# Cheap but good iPad Air 2 smart case



## The Hooded Claw (Oct 12, 2009)

The above case is $5.11. I have o The above case is $5.11.. I have ordered one and am using it now on my iPad Air 2. I am quite happy. The downside is that it is purple! All other colors of this case are about $27. I assume the purple ones have been a drag on the market.


----------



## skyblue (Dec 23, 2009)

The Hooded Claw said:


> The above case is $5.11. I have o The above case is $5.11.. I have ordered one and am using it now on my iPad Air 2. I am quite happy. The downside is that it is purple!
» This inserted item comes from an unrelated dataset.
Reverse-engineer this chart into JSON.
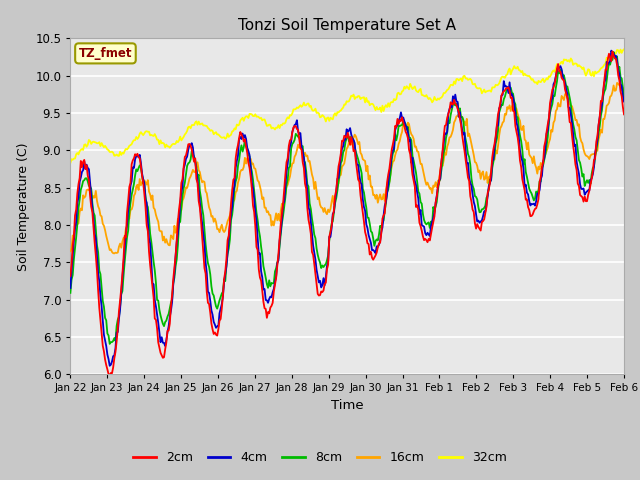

All other colors of this case are about $27. I assume the purple ones have been a drag on the market.


I actually like the purple the best of the colors offered.


----------



## The Hooded Claw (Oct 12, 2009)

skyblue said:


> I actually like the purple the best of the colors offered.
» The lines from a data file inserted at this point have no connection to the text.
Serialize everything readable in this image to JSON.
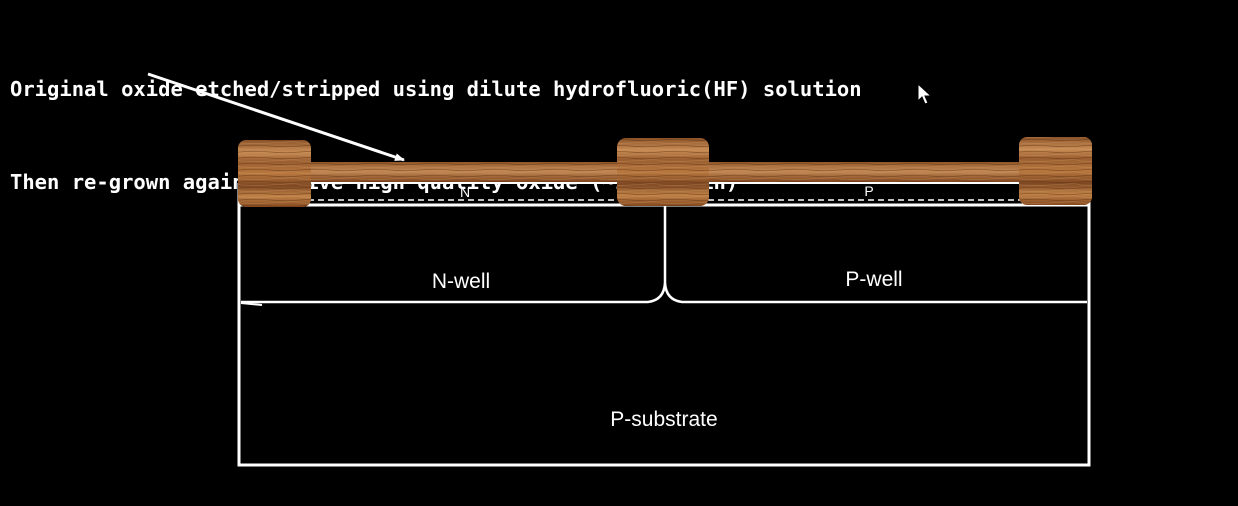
{
  "caption": {
    "line1": "Original oxide etched/stripped using dilute hydrofluoric(HF) solution",
    "line2": "Then re-grown again to give high quality oxide (~10nm thin)"
  },
  "labels": {
    "n_diffusion": "N",
    "p_diffusion": "P",
    "n_well": "N-well",
    "p_well": "P-well",
    "substrate": "P-substrate"
  },
  "colors": {
    "background": "#000000",
    "line": "#ffffff",
    "oxide_mid": "#a8683a"
  },
  "icons": {
    "cursor": "mouse-pointer-icon",
    "arrow": "arrow-icon"
  }
}
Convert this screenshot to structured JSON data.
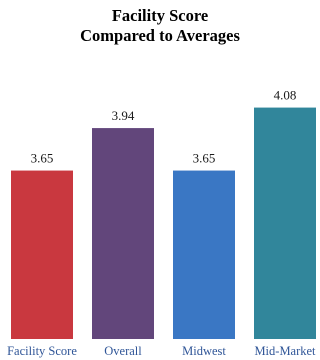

 I like it fine, and when my iPad leaves home, the purple will make it stand out a bit and make it harder for me to leave it somewhere.


----------



## skyblue (Dec 23, 2009)

The Hooded Claw said:


> I like it fine, and when my iPad leaves home, the purple will make it stand out a bit and make it harder for me to leave it somewhere.


I concur!


----------